The Two Worlds I Live In: Being Lesbian and Muslim in the UK.
A story of identity, silence, and survival growing up queer and Muslim in a world that never made space for both
Growing up in a city where cultures clashed and blended, I should have felt at home. But no matter where I was, I didn’t quite fit in.
At school, I was the outsider who laughed along with my white British friends but never quite felt like one of them. At home, I was the daughter who spoke my mother tongue fluently yet still felt like a stranger in my own skin. Too brown to fully blend in, too different to belong.
I wasn’t like the south Asian girls, but I wasn’t like my white friends either. I existed somewhere in between, a question without an answer, a puzzle missing its final piece.
At home, I felt a sense of shame and guilt, knowing that I couldn’t ever give my parents what a daughter should. Marriage was never an immediate pressure, just a casual joke my mum would make laughing saying, “One day, inshallah.” But I knew that “one day” would never come. Not in the way she imagined. I wondered what my family would say if they knew I imagined a different kind of future, one I only dreamt of. The weight of that unspoken truth sat heavy in my chest.
Feeling lonely and confused as there was no one like me. No one spoke about these things.
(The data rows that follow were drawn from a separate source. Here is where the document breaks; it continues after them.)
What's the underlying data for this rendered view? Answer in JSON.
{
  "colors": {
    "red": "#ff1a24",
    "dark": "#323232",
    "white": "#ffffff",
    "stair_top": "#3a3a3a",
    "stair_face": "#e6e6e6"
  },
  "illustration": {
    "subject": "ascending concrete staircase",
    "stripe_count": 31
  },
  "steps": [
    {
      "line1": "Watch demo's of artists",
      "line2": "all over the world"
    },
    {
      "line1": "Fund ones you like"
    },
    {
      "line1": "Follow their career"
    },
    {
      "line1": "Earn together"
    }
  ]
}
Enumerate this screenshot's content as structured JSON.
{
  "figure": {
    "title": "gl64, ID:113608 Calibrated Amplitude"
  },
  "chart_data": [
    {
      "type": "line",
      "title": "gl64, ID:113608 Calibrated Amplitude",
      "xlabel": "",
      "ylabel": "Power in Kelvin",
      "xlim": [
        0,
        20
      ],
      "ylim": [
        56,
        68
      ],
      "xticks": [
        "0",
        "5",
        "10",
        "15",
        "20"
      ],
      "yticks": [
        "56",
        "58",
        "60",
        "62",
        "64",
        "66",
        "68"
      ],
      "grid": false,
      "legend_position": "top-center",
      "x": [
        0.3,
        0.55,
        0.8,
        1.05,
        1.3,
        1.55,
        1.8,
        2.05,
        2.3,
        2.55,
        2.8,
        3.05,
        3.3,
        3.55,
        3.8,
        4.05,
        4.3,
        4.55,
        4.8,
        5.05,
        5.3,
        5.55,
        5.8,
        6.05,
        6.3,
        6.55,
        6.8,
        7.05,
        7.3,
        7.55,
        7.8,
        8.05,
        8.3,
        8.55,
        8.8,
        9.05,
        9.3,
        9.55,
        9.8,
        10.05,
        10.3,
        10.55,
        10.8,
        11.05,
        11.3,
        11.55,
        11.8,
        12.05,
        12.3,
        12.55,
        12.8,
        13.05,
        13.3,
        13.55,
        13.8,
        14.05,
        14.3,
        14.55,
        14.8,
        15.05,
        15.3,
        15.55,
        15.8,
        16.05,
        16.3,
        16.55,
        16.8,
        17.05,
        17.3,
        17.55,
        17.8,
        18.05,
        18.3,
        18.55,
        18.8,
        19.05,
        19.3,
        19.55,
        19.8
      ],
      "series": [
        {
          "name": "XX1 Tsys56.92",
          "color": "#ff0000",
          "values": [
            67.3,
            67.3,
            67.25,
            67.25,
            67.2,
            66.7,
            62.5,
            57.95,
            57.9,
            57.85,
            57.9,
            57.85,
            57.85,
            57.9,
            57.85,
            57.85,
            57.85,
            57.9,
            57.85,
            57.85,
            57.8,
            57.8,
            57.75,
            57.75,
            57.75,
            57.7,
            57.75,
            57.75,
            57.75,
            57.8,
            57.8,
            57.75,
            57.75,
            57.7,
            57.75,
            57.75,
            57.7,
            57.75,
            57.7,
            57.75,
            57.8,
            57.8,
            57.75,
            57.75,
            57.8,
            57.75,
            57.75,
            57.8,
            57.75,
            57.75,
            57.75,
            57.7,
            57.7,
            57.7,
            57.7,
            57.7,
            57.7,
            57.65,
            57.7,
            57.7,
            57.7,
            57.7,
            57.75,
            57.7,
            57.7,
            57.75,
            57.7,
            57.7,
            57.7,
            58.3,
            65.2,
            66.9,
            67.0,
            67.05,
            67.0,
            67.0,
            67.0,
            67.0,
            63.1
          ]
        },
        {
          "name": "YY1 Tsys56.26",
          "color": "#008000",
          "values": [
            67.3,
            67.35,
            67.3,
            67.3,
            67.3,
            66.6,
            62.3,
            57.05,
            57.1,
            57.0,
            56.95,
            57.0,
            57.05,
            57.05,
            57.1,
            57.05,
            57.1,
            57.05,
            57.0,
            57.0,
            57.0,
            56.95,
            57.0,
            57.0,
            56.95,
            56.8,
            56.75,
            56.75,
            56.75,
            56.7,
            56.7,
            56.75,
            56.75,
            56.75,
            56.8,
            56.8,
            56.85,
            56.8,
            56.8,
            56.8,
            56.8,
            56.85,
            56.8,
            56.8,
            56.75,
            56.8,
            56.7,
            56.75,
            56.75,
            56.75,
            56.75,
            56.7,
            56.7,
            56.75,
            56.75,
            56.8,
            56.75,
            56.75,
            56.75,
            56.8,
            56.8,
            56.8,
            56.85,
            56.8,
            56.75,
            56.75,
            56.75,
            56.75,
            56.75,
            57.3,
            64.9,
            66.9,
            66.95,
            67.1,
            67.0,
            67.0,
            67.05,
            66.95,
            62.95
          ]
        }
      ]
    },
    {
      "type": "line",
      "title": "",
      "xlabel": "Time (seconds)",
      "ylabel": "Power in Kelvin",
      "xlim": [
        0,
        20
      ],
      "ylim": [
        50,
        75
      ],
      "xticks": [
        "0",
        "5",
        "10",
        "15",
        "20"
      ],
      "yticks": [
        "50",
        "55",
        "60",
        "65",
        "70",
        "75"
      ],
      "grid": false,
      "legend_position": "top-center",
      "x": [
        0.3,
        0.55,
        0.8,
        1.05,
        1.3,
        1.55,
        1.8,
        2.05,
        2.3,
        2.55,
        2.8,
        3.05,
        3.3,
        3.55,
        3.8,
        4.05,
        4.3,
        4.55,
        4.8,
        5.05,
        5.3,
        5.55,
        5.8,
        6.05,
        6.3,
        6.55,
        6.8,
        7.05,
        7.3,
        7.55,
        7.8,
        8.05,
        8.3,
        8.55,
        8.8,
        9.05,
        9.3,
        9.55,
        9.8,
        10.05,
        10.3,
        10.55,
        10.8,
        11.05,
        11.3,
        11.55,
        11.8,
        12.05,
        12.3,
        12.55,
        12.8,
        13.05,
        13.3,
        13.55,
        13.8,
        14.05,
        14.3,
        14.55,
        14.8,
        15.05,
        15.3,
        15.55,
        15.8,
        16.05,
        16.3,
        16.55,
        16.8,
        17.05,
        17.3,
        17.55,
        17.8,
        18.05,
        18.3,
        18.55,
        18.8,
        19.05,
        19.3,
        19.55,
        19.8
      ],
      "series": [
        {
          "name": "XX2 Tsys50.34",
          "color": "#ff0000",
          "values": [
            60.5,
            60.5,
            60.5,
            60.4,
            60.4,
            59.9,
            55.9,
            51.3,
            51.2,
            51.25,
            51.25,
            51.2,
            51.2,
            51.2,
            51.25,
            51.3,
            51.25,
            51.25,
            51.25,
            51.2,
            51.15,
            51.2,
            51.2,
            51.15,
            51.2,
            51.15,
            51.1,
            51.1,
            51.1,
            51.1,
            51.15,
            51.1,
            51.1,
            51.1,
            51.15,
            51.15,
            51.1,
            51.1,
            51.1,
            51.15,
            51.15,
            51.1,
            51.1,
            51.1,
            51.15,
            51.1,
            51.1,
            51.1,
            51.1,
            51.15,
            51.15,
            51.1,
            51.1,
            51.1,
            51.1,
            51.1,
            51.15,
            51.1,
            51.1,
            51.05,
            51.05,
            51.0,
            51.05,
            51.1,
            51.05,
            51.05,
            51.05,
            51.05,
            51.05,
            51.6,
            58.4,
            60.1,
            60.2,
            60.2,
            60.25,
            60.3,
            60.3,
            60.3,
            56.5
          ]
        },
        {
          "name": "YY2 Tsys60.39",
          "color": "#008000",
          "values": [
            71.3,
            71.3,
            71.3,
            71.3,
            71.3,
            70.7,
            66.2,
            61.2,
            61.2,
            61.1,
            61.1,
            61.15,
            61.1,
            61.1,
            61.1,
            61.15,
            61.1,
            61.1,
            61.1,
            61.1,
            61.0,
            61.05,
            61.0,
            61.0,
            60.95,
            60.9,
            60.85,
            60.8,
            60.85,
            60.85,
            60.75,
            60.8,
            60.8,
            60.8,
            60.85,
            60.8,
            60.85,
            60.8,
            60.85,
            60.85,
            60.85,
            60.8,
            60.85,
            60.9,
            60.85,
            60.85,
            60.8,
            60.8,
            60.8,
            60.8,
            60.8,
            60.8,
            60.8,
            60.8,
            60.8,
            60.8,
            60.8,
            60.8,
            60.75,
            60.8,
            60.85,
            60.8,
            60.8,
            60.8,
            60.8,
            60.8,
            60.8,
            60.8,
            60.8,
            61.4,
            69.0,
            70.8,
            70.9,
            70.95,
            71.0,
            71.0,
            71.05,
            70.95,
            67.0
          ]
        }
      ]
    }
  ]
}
From as young as 8 years old I clearly remember questioning my gender, spending many nights praying that I would wake up as a boy. Thinking that would be the only way my feelings would be accepted, If I were a boy, maybe no one would see it as wrong for me to like girls. Maybe I wouldn’t have to carry this shame.
Every morning, I woke up the same and the quiet war inside me would begin again.
I used to think I was the only one who felt like this.
As I got older, things didn’t get easier they got more real. And the more real it all became, the more I searched for someone, anyone, who looked like me, lived like me, felt like me. All I ever wanted was to feel accepted for being lesbian and Muslim. But the struggle to find space to be both in my world felt impossible.
Although I grew up proud of my culture and roots, it was my own kind who told me I could never be both. They made me carry my identity wrapped tightly in a cloak called shame. I was told again and again that I had to choose: faith or Love, truth or belonging, silence or exile.
But no one ever asked what it does to your soul, to be torn in half and told to live like that. No one saw how it hollowed me out. I kept going, quietly holding the parts of me that were never meant to be held in secret, hoping that one day I wouldn’t have to choose at all.
The shift didn’t come in a flash, it came in moments, the quiet, trembling ones, like the first time I whispered I like girls to myself in the dark and didn’t let the words sit heavy on my chest. Or the first time I let myself lean in a little closer to someone i liked, even when my heart was racing with fear.
Each time I chose truth, even in the smallest way, I felt like a rebellion. Not against my faith, but against the part of me I was told to bury. I began to realise that my existence just as I am was already a form of resistance. That maybe, just maybe, I wasn’t the only one fighting to exist in the space between love and religion, between being seen and being silenced.
Have you ever felt caught in that in-between space?
Between who you are and who you’re expected to be?